Swensson R G
Department of Radiology, Harvard Medical School, Boston, Massachusetts, USA.
Med Phys. 1996 Oct;23(10):1709-25. doi: 10.1118/1.597758.
In this paper methods used to measure observer performance are reviewed, and a simple general model for finding and reporting target objects in gray-scale image backgrounds is presented. That model provides the basis for a combined measurement of detection and localization performance in various image-interpretation tasks, whether by human observers or by realized computer algorithms. The model assumes that (1) an observer's detection response and first choice of target location both depend on the "maximally suspicious" finding on an image, (2) a correct (first-choice) localization of the actual target occurs if and only if its location is selected as the most suspicious, and (3) a target's presence does not alter the degree of suspicion engendered by any other (normal) image findings.

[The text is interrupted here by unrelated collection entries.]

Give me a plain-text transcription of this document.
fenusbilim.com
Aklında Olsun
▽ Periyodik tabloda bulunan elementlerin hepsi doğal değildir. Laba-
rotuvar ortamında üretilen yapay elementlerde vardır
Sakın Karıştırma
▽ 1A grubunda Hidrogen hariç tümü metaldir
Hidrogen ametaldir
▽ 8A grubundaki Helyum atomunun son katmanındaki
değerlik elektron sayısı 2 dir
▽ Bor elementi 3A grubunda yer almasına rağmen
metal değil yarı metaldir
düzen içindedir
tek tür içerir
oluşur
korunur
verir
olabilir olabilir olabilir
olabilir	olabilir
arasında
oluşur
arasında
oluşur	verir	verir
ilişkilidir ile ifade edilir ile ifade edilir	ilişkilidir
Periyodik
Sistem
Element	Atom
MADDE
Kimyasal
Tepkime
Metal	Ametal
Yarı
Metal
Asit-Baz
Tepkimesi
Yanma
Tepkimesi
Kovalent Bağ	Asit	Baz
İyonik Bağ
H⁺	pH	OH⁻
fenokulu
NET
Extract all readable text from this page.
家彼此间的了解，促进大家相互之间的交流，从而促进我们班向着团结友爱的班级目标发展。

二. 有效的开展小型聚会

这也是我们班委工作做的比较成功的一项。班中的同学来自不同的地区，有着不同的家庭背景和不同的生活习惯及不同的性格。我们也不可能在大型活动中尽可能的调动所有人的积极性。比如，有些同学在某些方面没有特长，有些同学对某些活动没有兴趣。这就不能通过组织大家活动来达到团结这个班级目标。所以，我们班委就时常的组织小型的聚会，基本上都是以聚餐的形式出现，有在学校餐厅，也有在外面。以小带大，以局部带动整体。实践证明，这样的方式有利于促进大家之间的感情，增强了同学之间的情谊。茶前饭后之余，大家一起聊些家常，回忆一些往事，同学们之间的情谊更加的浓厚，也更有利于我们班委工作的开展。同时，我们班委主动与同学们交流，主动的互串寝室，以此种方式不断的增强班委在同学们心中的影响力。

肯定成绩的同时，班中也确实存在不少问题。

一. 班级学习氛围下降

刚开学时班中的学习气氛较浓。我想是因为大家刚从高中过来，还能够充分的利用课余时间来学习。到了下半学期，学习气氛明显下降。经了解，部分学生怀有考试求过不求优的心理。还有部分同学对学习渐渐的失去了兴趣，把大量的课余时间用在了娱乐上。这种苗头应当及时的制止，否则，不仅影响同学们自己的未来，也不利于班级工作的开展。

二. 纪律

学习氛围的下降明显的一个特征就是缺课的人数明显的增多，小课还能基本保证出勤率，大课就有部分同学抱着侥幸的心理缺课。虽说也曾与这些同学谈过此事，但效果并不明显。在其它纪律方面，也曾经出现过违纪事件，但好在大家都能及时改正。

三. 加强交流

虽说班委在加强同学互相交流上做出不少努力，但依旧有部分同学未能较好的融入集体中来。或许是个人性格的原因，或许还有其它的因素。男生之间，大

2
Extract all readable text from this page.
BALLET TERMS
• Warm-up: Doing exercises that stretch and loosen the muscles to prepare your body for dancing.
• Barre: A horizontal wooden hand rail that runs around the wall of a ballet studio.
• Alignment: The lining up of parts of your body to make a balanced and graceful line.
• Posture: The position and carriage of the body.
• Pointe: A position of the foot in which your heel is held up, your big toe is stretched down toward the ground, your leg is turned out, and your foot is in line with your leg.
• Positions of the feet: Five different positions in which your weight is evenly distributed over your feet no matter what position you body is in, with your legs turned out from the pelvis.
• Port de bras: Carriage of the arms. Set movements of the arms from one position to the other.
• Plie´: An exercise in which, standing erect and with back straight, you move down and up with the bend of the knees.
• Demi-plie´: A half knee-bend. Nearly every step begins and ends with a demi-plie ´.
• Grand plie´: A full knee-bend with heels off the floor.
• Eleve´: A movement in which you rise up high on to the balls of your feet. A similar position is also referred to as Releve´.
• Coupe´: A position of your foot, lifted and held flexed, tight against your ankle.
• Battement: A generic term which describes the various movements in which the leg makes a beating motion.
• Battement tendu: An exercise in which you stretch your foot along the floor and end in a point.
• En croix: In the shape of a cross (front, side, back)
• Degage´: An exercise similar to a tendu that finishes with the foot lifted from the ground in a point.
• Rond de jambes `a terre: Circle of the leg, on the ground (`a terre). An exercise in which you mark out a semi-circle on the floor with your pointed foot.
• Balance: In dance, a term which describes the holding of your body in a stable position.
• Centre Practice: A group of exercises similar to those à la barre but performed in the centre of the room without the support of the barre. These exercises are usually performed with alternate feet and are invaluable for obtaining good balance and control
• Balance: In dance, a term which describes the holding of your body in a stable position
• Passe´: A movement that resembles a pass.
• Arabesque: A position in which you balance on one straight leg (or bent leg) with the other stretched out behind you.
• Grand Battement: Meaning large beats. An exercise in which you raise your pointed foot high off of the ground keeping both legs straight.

Formalization of these assumptions relates the ROC curve, which measures the ability to discriminate between images containing targets and images without targets, to the "Localization Response" (LROC) curve, which measures the conjoint ability to detect and correctly localize the actual targets in those images. A maximum-likelihood statistical procedure, developed for a two-parameter "binormal" version of this model, concurrently fits both the ROC and LROC curves from an observer's image ratings and target localizations for a set of image interpretations. The model's application is illustrated (and compared to standard ROC analysis) using sets of rating and localization data from radiologists asked to search chest films for pulmonary nodules. This model is then extended to multiple-report ("free-response") interpretations of multiple-target images, under the stringent requirement that an observer's detection capability and criterion for reporting possible targets both remain stationary across images and across the successive reports made on a given image. That extended model yields formulations and predictions for the so-called "Free-Response" (FROC) curve, and for a recently proposed "Alternative FROC" (AFROC) curve. Tests of that model's "stationarity" assumptions are illustrated using radiologists' free-search interpretations of chest films for pulmonary nodules, and they suggest that human observers may often violate those assumptions when making multiple-report interpretations of images.
本文回顾了用于测量观察者表现的方法,并提出了一个在灰度图像背景中查找和报告目标物体的简单通用模型。该模型为在各种图像解释任务中综合测量检测和定位表现提供了基础,无论是由人类观察者还是已实现的计算机算法来执行这些任务。该模型假设:(1)观察者的检测响应和对目标位置的首次选择均取决于图像上“最可疑”的发现;(2)当且仅当实际目标的位置被选为最可疑位置时,才会出现对实际目标的正确(首次选择)定位;(3)目标的存在不会改变任何其他(正常)图像发现所产生的可疑程度。这些假设的形式化将用于衡量区分包含目标的图像和不包含目标的图像的能力的ROC曲线,与用于衡量在那些图像中检测并正确定位实际目标的联合能力的“定位响应”(LROC)曲线联系起来。为该模型的双参数“双正态”版本开发的最大似然统计程序,可根据观察者对一组图像解释的图像评分和目标定位,同时拟合ROC曲线和LROC曲线。使用放射科医生在胸部X光片中搜索肺结节的评分和定位数据集,说明了该模型的应用(并与标准ROC分析进行了比较)。然后,在严格要求观察者的检测能力和报告可能目标的标准在不同图像以及对给定图像所做的连续报告中均保持不变的情况下,将该模型扩展到多目标图像的多报告(“自由响应”)解释。该扩展模型得出了所谓“自由响应”(FROC)曲线以及最近提出的“替代FROC”(AFROC)曲线的公式和预测。使用放射科医生对胸部X光片中肺结节的自由搜索解释来说明对该模型“平稳性”假设的测试,结果表明人类观察者在对图像进行多报告解释时可能经常违反这些假设。